El Archivo Municipal “Clara Campoamor” conserva varios expedientes para la provisión de la plaza de secretario, desde 1876 en adelante, incluido el expediente completo personal del señor Orts Serrano.
Con el paso del tiempo, el secretario verá ampliadas y consolidadas sus funciones en el ámbito local, de asesoramiento, garantía de legalidad y jefatura administrativa. En 1905, se crea el Cuerpo de Secretarios de Ayuntamiento y con la Ley de Régimen Local de 1955, se le reconocen atribuciones que denotan su importancia. No obstante, con la ley 7/1985 y sobre todo, la ley 57/2003, se han restringido considerablemente sus funciones del que ahora se denomina Secretario General del Pleno.

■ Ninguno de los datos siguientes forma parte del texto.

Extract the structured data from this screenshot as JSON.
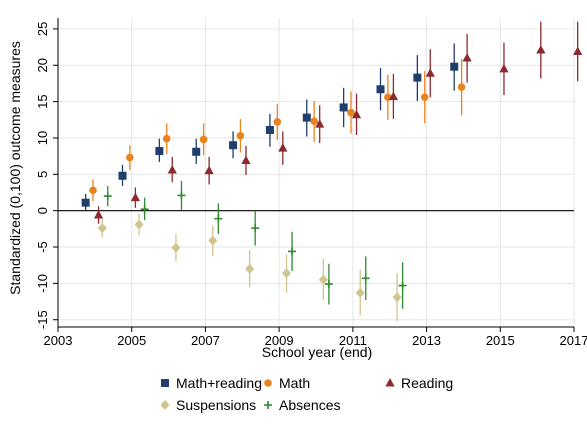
{
  "chart_data": {
    "type": "scatter",
    "title": "",
    "xlabel": "School year (end)",
    "ylabel": "Standardized (0,100) outcome measures",
    "xlim": [
      2003,
      2017
    ],
    "ylim": [
      -16,
      26.5
    ],
    "xticks": [
      2003,
      2005,
      2007,
      2009,
      2011,
      2013,
      2015,
      2017
    ],
    "yticks": [
      -15,
      -10,
      -5,
      0,
      5,
      10,
      15,
      20,
      25
    ],
    "grid": true,
    "legend_position": "bottom",
    "series": [
      {
        "name": "Math+reading",
        "color": "#1f3e6b",
        "marker": "square",
        "points": [
          {
            "x": 2003.75,
            "y": 1.1,
            "lo": 0.0,
            "hi": 2.3
          },
          {
            "x": 2004.75,
            "y": 4.8,
            "lo": 3.4,
            "hi": 6.3
          },
          {
            "x": 2005.75,
            "y": 8.2,
            "lo": 6.7,
            "hi": 9.9
          },
          {
            "x": 2006.75,
            "y": 8.1,
            "lo": 6.4,
            "hi": 9.9
          },
          {
            "x": 2007.75,
            "y": 9.0,
            "lo": 7.2,
            "hi": 10.9
          },
          {
            "x": 2008.75,
            "y": 11.1,
            "lo": 8.8,
            "hi": 13.3
          },
          {
            "x": 2009.75,
            "y": 12.8,
            "lo": 10.2,
            "hi": 15.3
          },
          {
            "x": 2010.75,
            "y": 14.2,
            "lo": 11.5,
            "hi": 16.9
          },
          {
            "x": 2011.75,
            "y": 16.7,
            "lo": 13.8,
            "hi": 19.6
          },
          {
            "x": 2012.75,
            "y": 18.3,
            "lo": 15.1,
            "hi": 21.4
          },
          {
            "x": 2013.75,
            "y": 19.8,
            "lo": 16.5,
            "hi": 23.0
          }
        ]
      },
      {
        "name": "Math",
        "color": "#e8841f",
        "marker": "circle",
        "points": [
          {
            "x": 2003.95,
            "y": 2.8,
            "lo": 1.3,
            "hi": 4.3
          },
          {
            "x": 2004.95,
            "y": 7.3,
            "lo": 5.6,
            "hi": 9.0
          },
          {
            "x": 2005.95,
            "y": 9.9,
            "lo": 7.8,
            "hi": 12.0
          },
          {
            "x": 2006.95,
            "y": 9.8,
            "lo": 7.6,
            "hi": 12.0
          },
          {
            "x": 2007.95,
            "y": 10.3,
            "lo": 8.0,
            "hi": 12.6
          },
          {
            "x": 2008.95,
            "y": 12.2,
            "lo": 9.7,
            "hi": 14.7
          },
          {
            "x": 2009.95,
            "y": 12.3,
            "lo": 9.5,
            "hi": 15.1
          },
          {
            "x": 2010.95,
            "y": 13.5,
            "lo": 10.6,
            "hi": 16.4
          },
          {
            "x": 2011.95,
            "y": 15.6,
            "lo": 12.5,
            "hi": 18.7
          },
          {
            "x": 2012.95,
            "y": 15.6,
            "lo": 12.0,
            "hi": 19.2
          },
          {
            "x": 2013.95,
            "y": 17.0,
            "lo": 13.1,
            "hi": 20.9
          }
        ]
      },
      {
        "name": "Reading",
        "color": "#8e2a2f",
        "marker": "triangle",
        "points": [
          {
            "x": 2004.1,
            "y": -0.6,
            "lo": -1.8,
            "hi": 0.6
          },
          {
            "x": 2005.1,
            "y": 1.8,
            "lo": 0.4,
            "hi": 3.2
          },
          {
            "x": 2006.1,
            "y": 5.6,
            "lo": 3.9,
            "hi": 7.4
          },
          {
            "x": 2007.1,
            "y": 5.5,
            "lo": 3.6,
            "hi": 7.4
          },
          {
            "x": 2008.1,
            "y": 6.9,
            "lo": 4.9,
            "hi": 8.9
          },
          {
            "x": 2009.1,
            "y": 8.6,
            "lo": 6.3,
            "hi": 10.9
          },
          {
            "x": 2010.1,
            "y": 11.9,
            "lo": 9.3,
            "hi": 14.5
          },
          {
            "x": 2011.1,
            "y": 13.2,
            "lo": 10.4,
            "hi": 16.1
          },
          {
            "x": 2012.1,
            "y": 15.7,
            "lo": 12.6,
            "hi": 18.8
          },
          {
            "x": 2013.1,
            "y": 18.9,
            "lo": 15.6,
            "hi": 22.2
          },
          {
            "x": 2014.1,
            "y": 21.0,
            "lo": 17.6,
            "hi": 24.3
          },
          {
            "x": 2015.1,
            "y": 19.5,
            "lo": 15.9,
            "hi": 23.1
          },
          {
            "x": 2016.1,
            "y": 22.1,
            "lo": 18.2,
            "hi": 26.0
          },
          {
            "x": 2017.1,
            "y": 21.9,
            "lo": 17.8,
            "hi": 26.0
          }
        ]
      },
      {
        "name": "Suspensions",
        "color": "#cfc48e",
        "marker": "diamond",
        "points": [
          {
            "x": 2004.2,
            "y": -2.4,
            "lo": -3.7,
            "hi": -1.1
          },
          {
            "x": 2005.2,
            "y": -1.9,
            "lo": -3.4,
            "hi": -0.4
          },
          {
            "x": 2006.2,
            "y": -5.1,
            "lo": -7.0,
            "hi": -3.2
          },
          {
            "x": 2007.2,
            "y": -4.1,
            "lo": -6.2,
            "hi": -2.1
          },
          {
            "x": 2008.2,
            "y": -8.0,
            "lo": -10.5,
            "hi": -5.4
          },
          {
            "x": 2009.2,
            "y": -8.6,
            "lo": -11.3,
            "hi": -6.0
          },
          {
            "x": 2010.2,
            "y": -9.5,
            "lo": -12.3,
            "hi": -6.6
          },
          {
            "x": 2011.2,
            "y": -11.3,
            "lo": -14.4,
            "hi": -8.1
          },
          {
            "x": 2012.2,
            "y": -11.9,
            "lo": -15.2,
            "hi": -8.6
          }
        ]
      },
      {
        "name": "Absences",
        "color": "#2f8a2f",
        "marker": "plus",
        "points": [
          {
            "x": 2004.35,
            "y": 2.0,
            "lo": 0.6,
            "hi": 3.4
          },
          {
            "x": 2005.35,
            "y": 0.2,
            "lo": -1.3,
            "hi": 1.8
          },
          {
            "x": 2006.35,
            "y": 2.1,
            "lo": 0.1,
            "hi": 4.1
          },
          {
            "x": 2007.35,
            "y": -1.1,
            "lo": -3.2,
            "hi": 1.0
          },
          {
            "x": 2008.35,
            "y": -2.4,
            "lo": -4.8,
            "hi": 0.0
          },
          {
            "x": 2009.35,
            "y": -5.6,
            "lo": -8.3,
            "hi": -2.9
          },
          {
            "x": 2010.35,
            "y": -10.1,
            "lo": -12.9,
            "hi": -7.3
          },
          {
            "x": 2011.35,
            "y": -9.3,
            "lo": -12.3,
            "hi": -6.3
          },
          {
            "x": 2012.35,
            "y": -10.3,
            "lo": -13.5,
            "hi": -7.1
          }
        ]
      }
    ]
  }
}
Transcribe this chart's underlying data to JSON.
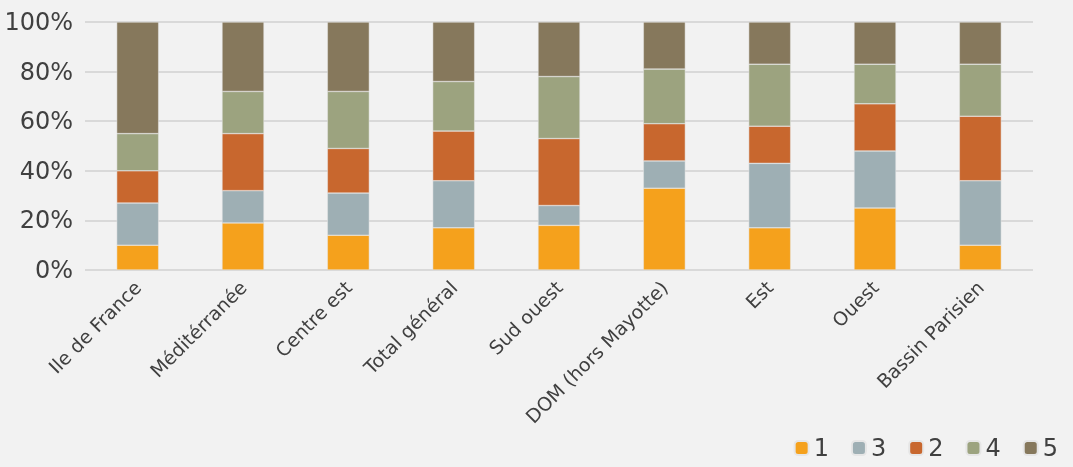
{
  "chart_data": {
    "type": "bar",
    "stacked": true,
    "categories": [
      "Ile de France",
      "Méditérranée",
      "Centre est",
      "Total général",
      "Sud ouest",
      "DOM (hors Mayotte)",
      "Est",
      "Ouest",
      "Bassin Parisien"
    ],
    "series": [
      {
        "name": "1",
        "color": "#f5a11c",
        "values": [
          10,
          19,
          14,
          17,
          18,
          33,
          17,
          25,
          10
        ]
      },
      {
        "name": "3",
        "color": "#9eafb4",
        "values": [
          17,
          13,
          17,
          19,
          8,
          11,
          26,
          23,
          26
        ]
      },
      {
        "name": "2",
        "color": "#c8672e",
        "values": [
          13,
          23,
          18,
          20,
          27,
          15,
          15,
          19,
          26
        ]
      },
      {
        "name": "4",
        "color": "#9ca37f",
        "values": [
          15,
          17,
          23,
          20,
          25,
          22,
          25,
          16,
          21
        ]
      },
      {
        "name": "5",
        "color": "#86785c",
        "values": [
          45,
          28,
          28,
          24,
          22,
          19,
          17,
          17,
          17
        ]
      }
    ],
    "ylim": [
      0,
      100
    ],
    "yticks": [
      {
        "value": 0,
        "label": "0%"
      },
      {
        "value": 20,
        "label": "20%"
      },
      {
        "value": 40,
        "label": "40%"
      },
      {
        "value": 60,
        "label": "60%"
      },
      {
        "value": 80,
        "label": "80%"
      },
      {
        "value": 100,
        "label": "100%"
      }
    ],
    "grid": "y",
    "legend": "bottom right"
  }
}
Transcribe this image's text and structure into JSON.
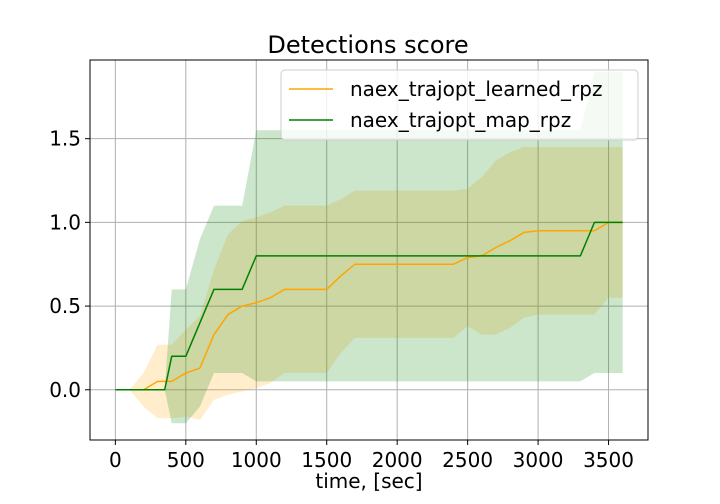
{
  "chart_data": {
    "type": "line",
    "title": "Detections score",
    "xlabel": "time, [sec]",
    "ylabel": "",
    "xlim": [
      -180,
      3780
    ],
    "ylim": [
      -0.3,
      1.97
    ],
    "xticks": [
      0,
      500,
      1000,
      1500,
      2000,
      2500,
      3000,
      3500
    ],
    "xtick_labels": [
      "0",
      "500",
      "1000",
      "1500",
      "2000",
      "2500",
      "3000",
      "3500"
    ],
    "yticks": [
      0.0,
      0.5,
      1.0,
      1.5
    ],
    "ytick_labels": [
      "0.0",
      "0.5",
      "1.0",
      "1.5"
    ],
    "grid": true,
    "legend_position": "top-right",
    "series": [
      {
        "name": "naex_trajopt_learned_rpz",
        "color": "#ffa500",
        "band_alpha": 0.2,
        "points": [
          [
            0,
            0
          ],
          [
            100,
            0
          ],
          [
            200,
            0
          ],
          [
            300,
            0.05
          ],
          [
            400,
            0.05
          ],
          [
            500,
            0.1
          ],
          [
            600,
            0.13
          ],
          [
            700,
            0.33
          ],
          [
            800,
            0.45
          ],
          [
            900,
            0.5
          ],
          [
            1000,
            0.52
          ],
          [
            1100,
            0.55
          ],
          [
            1200,
            0.6
          ],
          [
            1300,
            0.6
          ],
          [
            1400,
            0.6
          ],
          [
            1500,
            0.6
          ],
          [
            1600,
            0.68
          ],
          [
            1700,
            0.75
          ],
          [
            1800,
            0.75
          ],
          [
            1900,
            0.75
          ],
          [
            2000,
            0.75
          ],
          [
            2100,
            0.75
          ],
          [
            2200,
            0.75
          ],
          [
            2300,
            0.75
          ],
          [
            2400,
            0.75
          ],
          [
            2500,
            0.79
          ],
          [
            2600,
            0.8
          ],
          [
            2700,
            0.85
          ],
          [
            2800,
            0.89
          ],
          [
            2900,
            0.94
          ],
          [
            3000,
            0.95
          ],
          [
            3100,
            0.95
          ],
          [
            3200,
            0.95
          ],
          [
            3300,
            0.95
          ],
          [
            3400,
            0.95
          ],
          [
            3500,
            1.0
          ],
          [
            3600,
            1.0
          ]
        ],
        "upper": [
          [
            0,
            0
          ],
          [
            100,
            0
          ],
          [
            200,
            0.1
          ],
          [
            300,
            0.27
          ],
          [
            400,
            0.27
          ],
          [
            500,
            0.36
          ],
          [
            600,
            0.44
          ],
          [
            700,
            0.72
          ],
          [
            800,
            0.93
          ],
          [
            900,
            1.01
          ],
          [
            1000,
            1.03
          ],
          [
            1100,
            1.06
          ],
          [
            1200,
            1.1
          ],
          [
            1300,
            1.1
          ],
          [
            1400,
            1.1
          ],
          [
            1500,
            1.1
          ],
          [
            1600,
            1.14
          ],
          [
            1700,
            1.19
          ],
          [
            1800,
            1.19
          ],
          [
            1900,
            1.19
          ],
          [
            2000,
            1.19
          ],
          [
            2100,
            1.19
          ],
          [
            2200,
            1.19
          ],
          [
            2300,
            1.19
          ],
          [
            2400,
            1.19
          ],
          [
            2500,
            1.2
          ],
          [
            2600,
            1.27
          ],
          [
            2700,
            1.37
          ],
          [
            2800,
            1.42
          ],
          [
            2900,
            1.45
          ],
          [
            3000,
            1.45
          ],
          [
            3100,
            1.45
          ],
          [
            3200,
            1.45
          ],
          [
            3300,
            1.45
          ],
          [
            3400,
            1.45
          ],
          [
            3500,
            1.45
          ],
          [
            3600,
            1.45
          ]
        ],
        "lower": [
          [
            0,
            0
          ],
          [
            100,
            0
          ],
          [
            200,
            -0.1
          ],
          [
            300,
            -0.17
          ],
          [
            400,
            -0.17
          ],
          [
            500,
            -0.16
          ],
          [
            600,
            -0.18
          ],
          [
            700,
            -0.06
          ],
          [
            800,
            -0.03
          ],
          [
            900,
            -0.01
          ],
          [
            1000,
            0.01
          ],
          [
            1100,
            0.04
          ],
          [
            1200,
            0.1
          ],
          [
            1300,
            0.1
          ],
          [
            1400,
            0.1
          ],
          [
            1500,
            0.1
          ],
          [
            1600,
            0.22
          ],
          [
            1700,
            0.31
          ],
          [
            1800,
            0.31
          ],
          [
            1900,
            0.31
          ],
          [
            2000,
            0.31
          ],
          [
            2100,
            0.31
          ],
          [
            2200,
            0.31
          ],
          [
            2300,
            0.31
          ],
          [
            2400,
            0.31
          ],
          [
            2500,
            0.38
          ],
          [
            2600,
            0.33
          ],
          [
            2700,
            0.33
          ],
          [
            2800,
            0.37
          ],
          [
            2900,
            0.43
          ],
          [
            3000,
            0.45
          ],
          [
            3100,
            0.45
          ],
          [
            3200,
            0.45
          ],
          [
            3300,
            0.45
          ],
          [
            3400,
            0.45
          ],
          [
            3500,
            0.55
          ],
          [
            3600,
            0.55
          ]
        ]
      },
      {
        "name": "naex_trajopt_map_rpz",
        "color": "#008000",
        "band_alpha": 0.2,
        "points": [
          [
            0,
            0
          ],
          [
            100,
            0
          ],
          [
            200,
            0
          ],
          [
            300,
            0
          ],
          [
            350,
            0
          ],
          [
            400,
            0.2
          ],
          [
            500,
            0.2
          ],
          [
            600,
            0.4
          ],
          [
            700,
            0.6
          ],
          [
            800,
            0.6
          ],
          [
            900,
            0.6
          ],
          [
            1000,
            0.8
          ],
          [
            1500,
            0.8
          ],
          [
            2000,
            0.8
          ],
          [
            2500,
            0.8
          ],
          [
            3000,
            0.8
          ],
          [
            3300,
            0.8
          ],
          [
            3400,
            1.0
          ],
          [
            3500,
            1.0
          ],
          [
            3600,
            1.0
          ]
        ],
        "upper": [
          [
            0,
            0
          ],
          [
            100,
            0
          ],
          [
            200,
            0
          ],
          [
            300,
            0
          ],
          [
            350,
            0
          ],
          [
            400,
            0.6
          ],
          [
            500,
            0.6
          ],
          [
            600,
            0.9
          ],
          [
            700,
            1.1
          ],
          [
            800,
            1.1
          ],
          [
            900,
            1.1
          ],
          [
            1000,
            1.55
          ],
          [
            1500,
            1.55
          ],
          [
            2000,
            1.55
          ],
          [
            2500,
            1.55
          ],
          [
            3000,
            1.55
          ],
          [
            3300,
            1.55
          ],
          [
            3400,
            1.9
          ],
          [
            3500,
            1.9
          ],
          [
            3600,
            1.9
          ]
        ],
        "lower": [
          [
            0,
            0
          ],
          [
            100,
            0
          ],
          [
            200,
            0
          ],
          [
            300,
            0
          ],
          [
            350,
            0
          ],
          [
            400,
            -0.2
          ],
          [
            500,
            -0.2
          ],
          [
            600,
            -0.1
          ],
          [
            700,
            0.1
          ],
          [
            800,
            0.1
          ],
          [
            900,
            0.1
          ],
          [
            1000,
            0.05
          ],
          [
            1500,
            0.05
          ],
          [
            2000,
            0.05
          ],
          [
            2500,
            0.05
          ],
          [
            3000,
            0.05
          ],
          [
            3300,
            0.05
          ],
          [
            3400,
            0.1
          ],
          [
            3500,
            0.1
          ],
          [
            3600,
            0.1
          ]
        ]
      }
    ]
  }
}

Juan Orts Serrano nace en Elche el 12 de septiembre de 1925. Licenciado en Derecho por la universidad de Murcia en 1947, ganó su plaza como Secretario de Administración Local de primera categoría en 1951, siendo su primer destino Alhama de Murcia (1952-1954), al que siguió Denia (1954-1956) y Callosa de Segura (1956-1959).
Fue también Diplomado en Administración Local y miembro del Cuerpo Nacional de Secretarios de la Administración Local de primera categoría. En su ciudad natal fundó la Gaceta Ilicitana, la Asociación de Informadores de Elche y el Colegio de Abogados ilicitano.
Llegó a Crevillent el 1 de junio de 1959, donde además fue Interventor accidental hasta 1963 y, aún hoy, es uno de los altos cargos más queridos y del que los funcionarios guardan un excelente recuerdo.
Durante su estancia obtuvo dos votos de gracias por parte de la Comisión Permanente y el Pleno, en 1963 y 1969 respectivamente, por su actuación en la municipalización del colegio de enseñanza media Maciá Abela.
También propició el hermanamiento entre Crevillent y la ciudad francesa de Fontenay Le-Comte en 1968, que ha cumplido ya sus bodas de oro.
Hombre disciplinado, íntegro y responsable, uno de sus lemas fue acabar con la leyenda de los funcionarios inútiles o indisciplinados, siendo muy riguroso en el ejercicio de sus obligaciones, dando ejemplo en el cumplimiento del horario de trabajo y nunca aceptó regalos ni prebendas.
El 28 de enero de 1969 recibió un merecido homenaje por su trabajo como secretario en el Ayuntamiento de Crevillent, al que asistieron los alcaldes, concejales y funcionarios que pasaron por la Casa Consistorial durante los diez años de su secretaría, encabezados por el entonces alcalde, Pascual Lillo, y el vicepresidente de la Diputación Provincial de Alicante, el empresario crevillentino Antonio Pérez Adsuar.
Obtuvo la medalla al Mérito Civil en 1964 de Elche, donde tomó posesión como secretario en 1968, y la Medalla de Oro de la provincia de Alicante, a título póstumo, el 17 de julio de 1991, ya que fue secretario de la Excelentísima Diputación de Alicante entre 1983 hasta su muerte.